US job creation tumbles in March, unemployment steady at 4.1%

US job creation tumbles in March, unemployment steady at 4.1%

Washington: Monthly job creation in the world’s largest economy tumbled in March to its lowest level since September, the government reported Friday, a decline attributed in large part to harsh weather.

The slowdown in hiring was likely to be unwelcome news at the White House, as President Donald Trump presses ahead on a multi-front confrontation with China and other trading partners that has alarmed much of the business community and Republican Party.

US employers added only 103,000 net new positions last month, the Labor Department said in the closely-watched report. That gain was less than a third of the surge seen in February and far lower than the 175,000 analysts expected.

But the unemployment rate held steady at the 17-year-low of 4.1 percent for the sixth month in a row while wages rose faster than expected, according to the report.

The weak hiring followed more trade turmoil overnight, as Trump sharply raised the ante in a fresh tit-for-tat exchange with Beijing, calling for tariffs on an additional $100 billion in Chinese imports.

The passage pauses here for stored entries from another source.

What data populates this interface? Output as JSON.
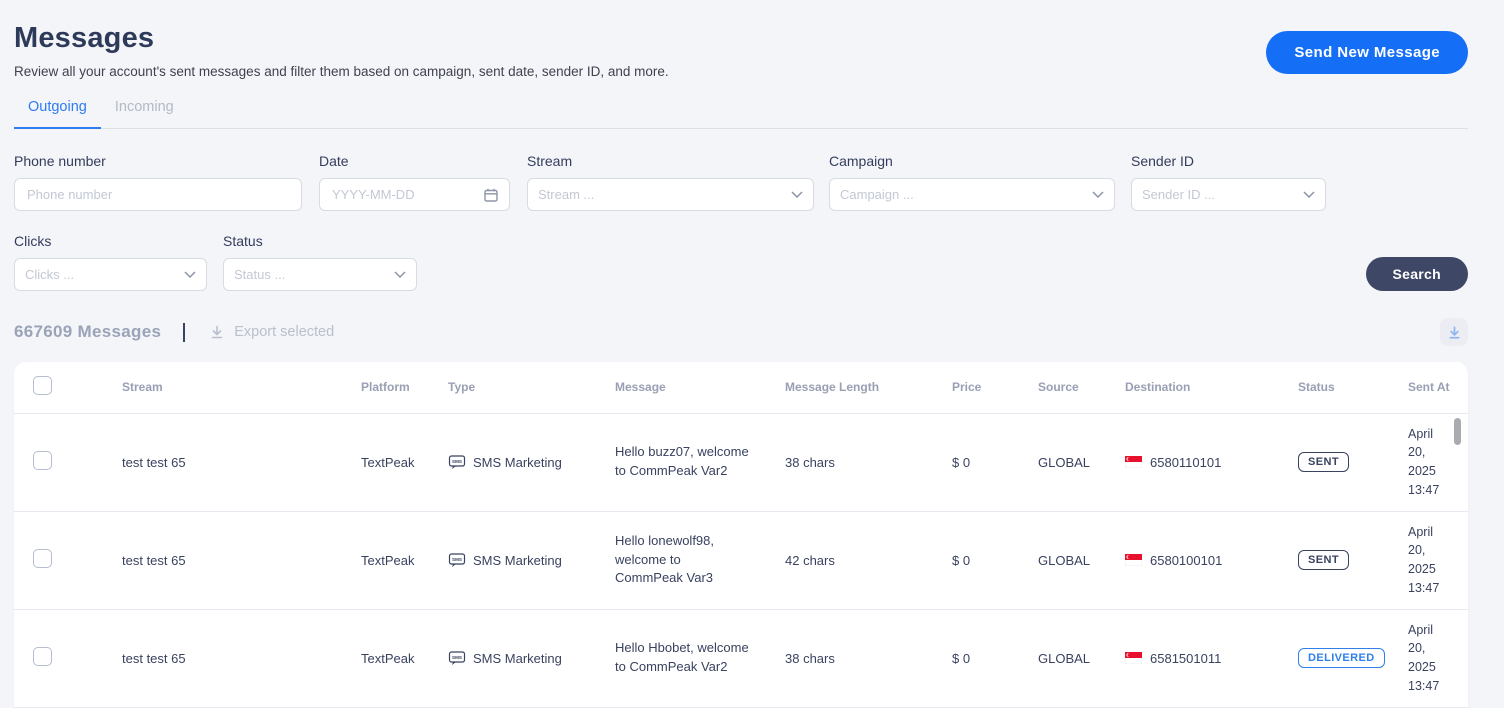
{
  "header": {
    "title": "Messages",
    "subtitle": "Review all your account's sent messages and filter them based on campaign, sent date, sender ID, and more.",
    "send_button": "Send New Message"
  },
  "tabs": {
    "outgoing": "Outgoing",
    "incoming": "Incoming"
  },
  "filters": {
    "phone": {
      "label": "Phone number",
      "placeholder": "Phone number"
    },
    "date": {
      "label": "Date",
      "placeholder": "YYYY-MM-DD"
    },
    "stream": {
      "label": "Stream",
      "placeholder": "Stream ..."
    },
    "campaign": {
      "label": "Campaign",
      "placeholder": "Campaign ..."
    },
    "sender_id": {
      "label": "Sender ID",
      "placeholder": "Sender ID ..."
    },
    "clicks": {
      "label": "Clicks",
      "placeholder": "Clicks ..."
    },
    "status": {
      "label": "Status",
      "placeholder": "Status ..."
    },
    "search_button": "Search"
  },
  "results": {
    "count": "667609 Messages",
    "export_label": "Export selected"
  },
  "table": {
    "columns": {
      "stream": "Stream",
      "platform": "Platform",
      "type": "Type",
      "message": "Message",
      "message_length": "Message Length",
      "price": "Price",
      "source": "Source",
      "destination": "Destination",
      "status": "Status",
      "sent_at": "Sent At"
    },
    "rows": [
      {
        "stream": "test test 65",
        "platform": "TextPeak",
        "type": "SMS Marketing",
        "message": "Hello buzz07, welcome to CommPeak Var2",
        "message_length": "38 chars",
        "price": "$ 0",
        "source": "GLOBAL",
        "destination": "6580110101",
        "status": "SENT",
        "sent_at": "April 20, 2025 13:47"
      },
      {
        "stream": "test test 65",
        "platform": "TextPeak",
        "type": "SMS Marketing",
        "message": "Hello lonewolf98, welcome to CommPeak Var3",
        "message_length": "42 chars",
        "price": "$ 0",
        "source": "GLOBAL",
        "destination": "6580100101",
        "status": "SENT",
        "sent_at": "April 20, 2025 13:47"
      },
      {
        "stream": "test test 65",
        "platform": "TextPeak",
        "type": "SMS Marketing",
        "message": "Hello Hbobet, welcome to CommPeak Var2",
        "message_length": "38 chars",
        "price": "$ 0",
        "source": "GLOBAL",
        "destination": "6581501011",
        "status": "DELIVERED",
        "sent_at": "April 20, 2025 13:47"
      }
    ]
  },
  "colors": {
    "accent_blue": "#146ef6",
    "active_tab_blue": "#2f7bf0",
    "navy": "#39425f",
    "delivered_blue": "#2f80ed",
    "search_button_navy": "#3e4866",
    "flag_red": "#e8112d"
  }
}
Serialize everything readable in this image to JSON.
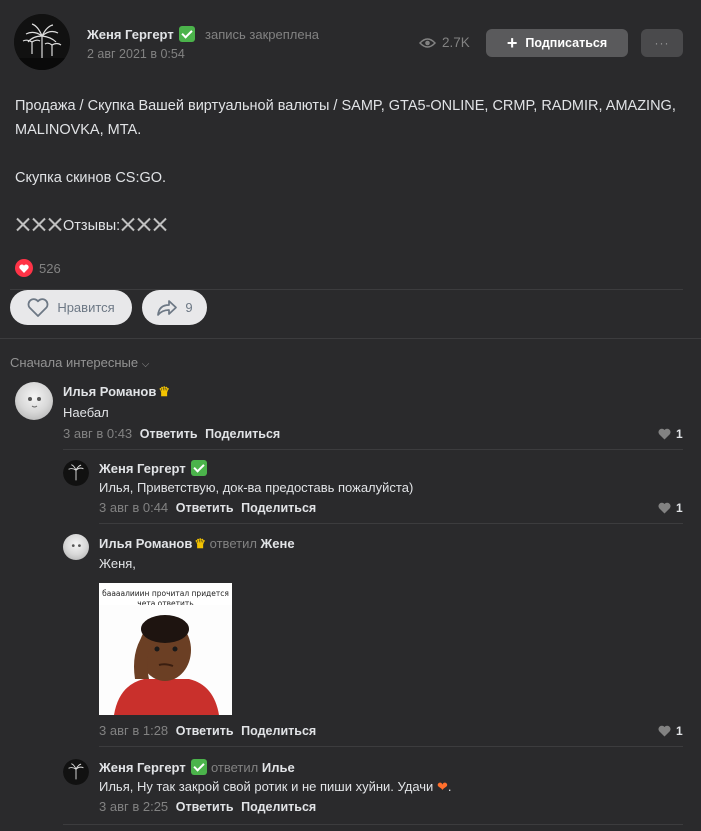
{
  "post": {
    "author": "Женя Гергерт",
    "pinned_label": "запись закреплена",
    "date": "2 авг 2021 в 0:54",
    "views": "2.7K",
    "subscribe_label": "Подписаться",
    "more_label": "···",
    "text_line1": "Продажа / Скупка Вашей виртуальной валюты / SAMP, GTA5-ONLINE, CRMP, RADMIR, AMAZING, MALINOVKA, MTA.",
    "text_line2": "Скупка скинов CS:GO.",
    "text_line3": "Отзывы:",
    "likes_count": "526",
    "like_button_label": "Нравится",
    "share_count": "9"
  },
  "comments": {
    "sort_label": "Сначала интересные",
    "items": [
      {
        "name": "Илья Романов",
        "text": "Наебал",
        "time": "3 авг в 0:43",
        "reply": "Ответить",
        "share": "Поделиться",
        "likes": "1"
      },
      {
        "name": "Женя Гергерт",
        "text": "Илья, Приветствую, док-ва предоставь пожалуйста)",
        "time": "3 авг в 0:44",
        "reply": "Ответить",
        "share": "Поделиться",
        "likes": "1"
      },
      {
        "name": "Илья Романов",
        "replied_label": "ответил",
        "replied_to": "Жене",
        "text": "Женя,",
        "meme_caption": "баааалииин прочитал придется чета ответить",
        "time": "3 авг в 1:28",
        "reply": "Ответить",
        "share": "Поделиться",
        "likes": "1"
      },
      {
        "name": "Женя Гергерт",
        "replied_label": "ответил",
        "replied_to": "Илье",
        "text": "Илья, Ну так закрой свой ротик и не пиши хуйни. Удачи",
        "text_end": ".",
        "time": "3 авг в 2:25",
        "reply": "Ответить",
        "share": "Поделиться"
      }
    ]
  },
  "colors": {
    "background": "#2a2a2c",
    "text": "#e1e3e6",
    "secondary": "#828282",
    "verified": "#4bb34b",
    "like_red": "#ff3347"
  }
}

US financial markets dove Friday on the trade brinkmanship and jobs data double-whammy.

But analysts said the March jobs slowdown was at least partly attributable to weather effects, with February hiring boosted by unusually warm temperatures that were then chilled by wintery conditions last month.

And despite a steep downward revision to January, an upward revision made February’s results even stronger, putting average job creation for the first quarter of the year at 202,000, well above the 188,000 average recorded in all of 2017.

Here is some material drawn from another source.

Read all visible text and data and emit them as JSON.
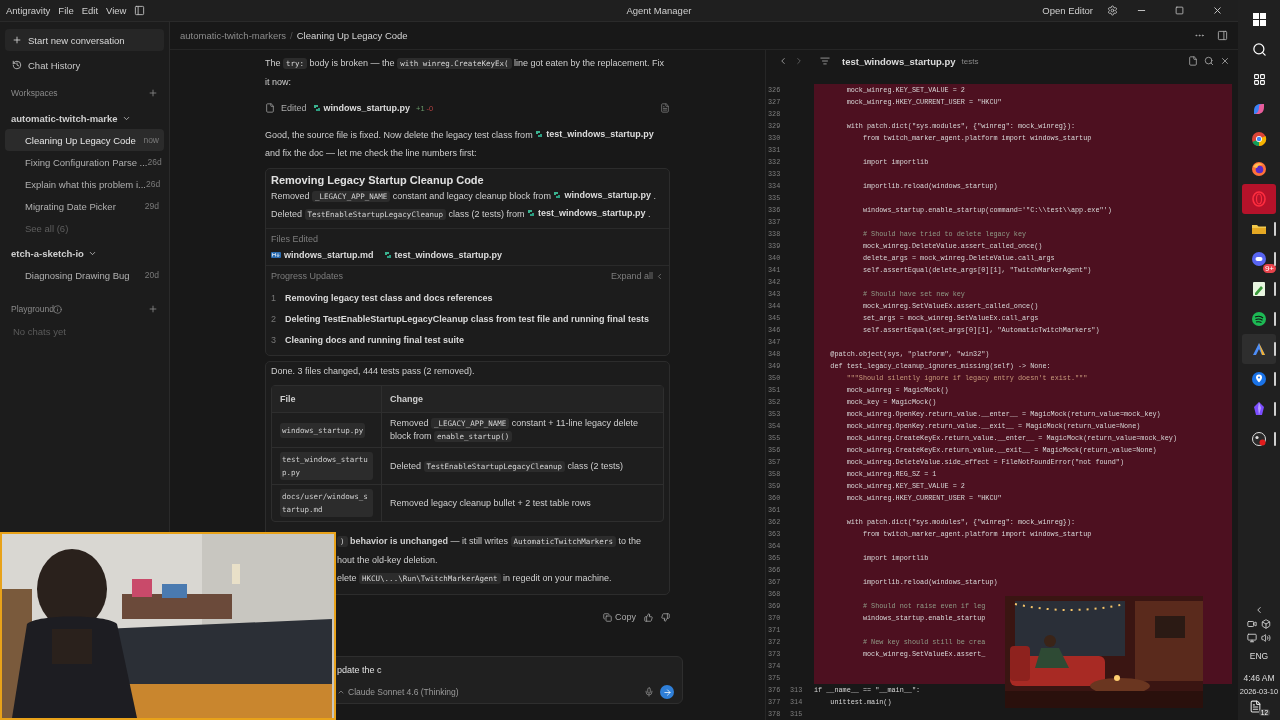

“The weakness in payrolls likely reflected payback for exaggerated strength rather than weather effects in March alone,” Jim O’Sullivan of High Frequency Economics said in a client note.

“The trend remains more than strong enough to keep unemployment trending down over time.”

Job creation slowed precipitously or even reversed in industrial sectors across the economy, which gave back some of the gains recorded in February’s monster hiring spree.

The construction workforce shed 15,000 positions — a sector more vulnerable to weather — while the retail industry shrank by 4,400 employees.

Even sectors that posted gains, such as manufacturing, health care and mining, saw job creation slow while government hiring was negligible.

Fears of a faster Fed?

Meanwhile, worker wages rose faster than economists had predicted, gaining 0.3 percent for the month to an average of $26.82 an hour.

Worker pay is now up a robust 2.7 percent over March 2017, well above the 2.3 percent gain in the Consumer Price Index for the same period — suggesting a tight labor market may at last be driving up compensation and could spur higher inflation.

However Chris Low of FTN Financial said those fearing higher interest rates from the Federal Reserve this year could relax a little since “the possibility the Fed would abandon gradual in favor of more aggressive tightening has diminished.”

Markets have been on tenterhooks since February, fearing the central bank could raise rates four times this year instead of the forecast three amid gathering forces that could accelerate price pressures.

Anecdotal reports collected by the Fed — and the historically low rates of layoffs — indicate employers are struggling to fill open positions and are starting to offer higher pay to attract and retain workers.

Diane Swonk, chief economist at Grant Thornton, said, “A trade war would dramatically complicate the Fed’s job because tariffs raise inflation and slow growth.”

On Wall Street, stocks plunged, driven even lower during the day as the White House issued ever sterner messages on trade with China. All three major averages closed down more than two percent.